KING LEAR

Fabrique et destruction
après Shakespeare

Mise en scène et adaptation de Philippe Vincent

Un travail sur le territoire de la communauté de communes du Pays de Lapalisse et ses habitants.

Avec :

    Corinne Cathy

    Claire Cathy
    Damien Faure
    Anne Ferret

    Bob Lipman
    Bertrand Renard
    Emmanuel Robin
    Margot Serraille

    Philippe Vincent (distribution en cours)

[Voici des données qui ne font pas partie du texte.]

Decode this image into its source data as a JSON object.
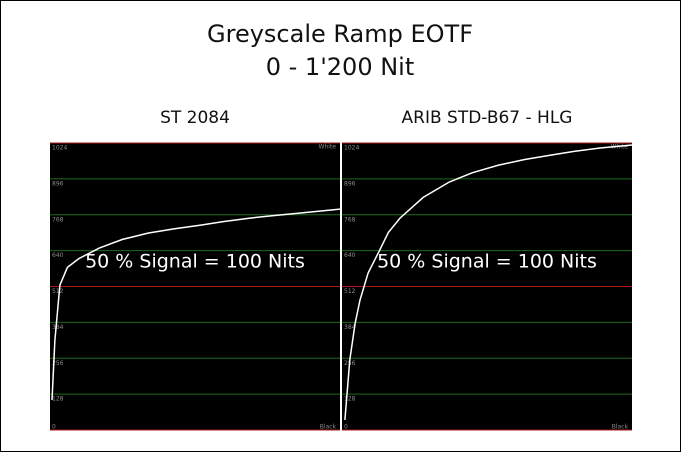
{
  "header": {
    "title": "Greyscale Ramp EOTF",
    "subtitle": "0 - 1'200 Nit"
  },
  "chart_data": [
    {
      "type": "line",
      "title": "ST 2084",
      "annotation": "50 % Signal = 100 Nits",
      "top_label": "White",
      "bottom_label": "Black",
      "x": [
        0.7,
        1.7,
        3.4,
        6,
        10,
        17,
        25,
        34,
        43,
        52,
        60,
        69,
        77,
        86,
        93,
        100
      ],
      "values": [
        107,
        321,
        517,
        580,
        612,
        649,
        680,
        703,
        718,
        731,
        744,
        756,
        765,
        774,
        781,
        788
      ],
      "color": "#ffffff",
      "background": "#000000",
      "xlim": [
        0,
        100
      ],
      "ylim": [
        0,
        1024
      ],
      "yticks": [
        0,
        128,
        256,
        384,
        512,
        640,
        768,
        896,
        1024
      ],
      "grid_colors": [
        "#b01818",
        "#1e6a1e",
        "#1e6a1e",
        "#1e6a1e",
        "#b01818",
        "#1e6a1e",
        "#1e6a1e",
        "#1e6a1e",
        "#b01818"
      ]
    },
    {
      "type": "line",
      "title": "ARIB STD-B67 - HLG",
      "annotation": "50 % Signal = 100 Nits",
      "top_label": "White",
      "bottom_label": "Black",
      "x": [
        1,
        2.7,
        4.5,
        6.2,
        9,
        13,
        16,
        20,
        28,
        37,
        45,
        54,
        63,
        72,
        80,
        89,
        100
      ],
      "values": [
        36,
        250,
        380,
        464,
        560,
        642,
        705,
        756,
        830,
        885,
        918,
        945,
        965,
        981,
        994,
        1006,
        1017
      ],
      "color": "#ffffff",
      "background": "#000000",
      "xlim": [
        0,
        100
      ],
      "ylim": [
        0,
        1024
      ],
      "yticks": [
        0,
        128,
        256,
        384,
        512,
        640,
        768,
        896,
        1024
      ],
      "grid_colors": [
        "#b01818",
        "#1e6a1e",
        "#1e6a1e",
        "#1e6a1e",
        "#b01818",
        "#1e6a1e",
        "#1e6a1e",
        "#1e6a1e",
        "#b01818"
      ]
    }
  ]
}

Composition musicale : Bob Lipman

Costumes : Cathy Ray

Scénographie : Erik Barray

Régie : Tom Balay

Durée : 1h45

Production :

Scènes - théâtre - cinéma

L'association Barizière des Possibles.

Les Rencontres de Barizière 2022 sont coorganisées avec

la Compagnie Scènes et subventionnée par : 

  • Ministère de la Culture - Drac Auvergne-Rhône-Alpes : été Culturel 2022

  • La Région Auvergne-Rhône-Alpes : Dispositif Fiacre

  • Le département de l'Allier : Aide aux festivals et aide à la résidence d'artistes

  • Ministère de l'éducation nationale de la jeunesse et des sports : FDVA

  • La commune de Barrais-Bussolles et le soutien de La Communauté de Commune des Pays de Lapalisse
     

Après Timon d’Athènes, créé en 1991, Hamlet-Hamlet-Machine créé au Théâtre de la Croix Rousse en 1995, puis Waiting for Richard (d’après Richard III) et enfin Anatomie Titus, fall of Rome (d’après Titus Andronicius) nous reprenons notre “Shakespeare factory“.

Nous avons tiré des fils de la bobine Shakespeare ; et Lear en est ressorti, nous entraînant chez Jan Kott, Le livre de Job, un conte des frères Grimm, les essais de Montaigne, la série de photos “Case History“ de Boris Mikhailov, ou encore Fin de partie de Samuel Beckett…

 

Lear commence en intérieur, au chaud, à l’abri dans un salon, en tout cas dans un monde paisible, sûr, bien délimité. Le père et ses trois filles ; et simplement parler, dire, donner des preuves d’amour. Tout bascule sur un malentendu, un non-dit. On se retrouve alors dehors, Shakespeare nous dit : Une lande, un orage, dans une nature hostile dangereuse, où l’on rencontre des gens hagards, bizarre, peut-être dangereux. Plus rien de ce que l’on croyait immuable n’existe. Le monde du passé est comme balayé par un tsunami. C’est une chute vertigineuse du statut de “bourgeois“ à celui de sans-abri. « C’est l’homme courbé. Il vit sous la surcharge. Il porte d’abord l’empire, puis l’ingratitude, puis l’isolement, puis le désespoir, puis la faim et la soif, puis la folie, puis toute la nature […] ; il marche plié et hagard, comme s’il avait les deux genoux de la nuit sur son dos ». V. Hugo, William Shakespeare (1864)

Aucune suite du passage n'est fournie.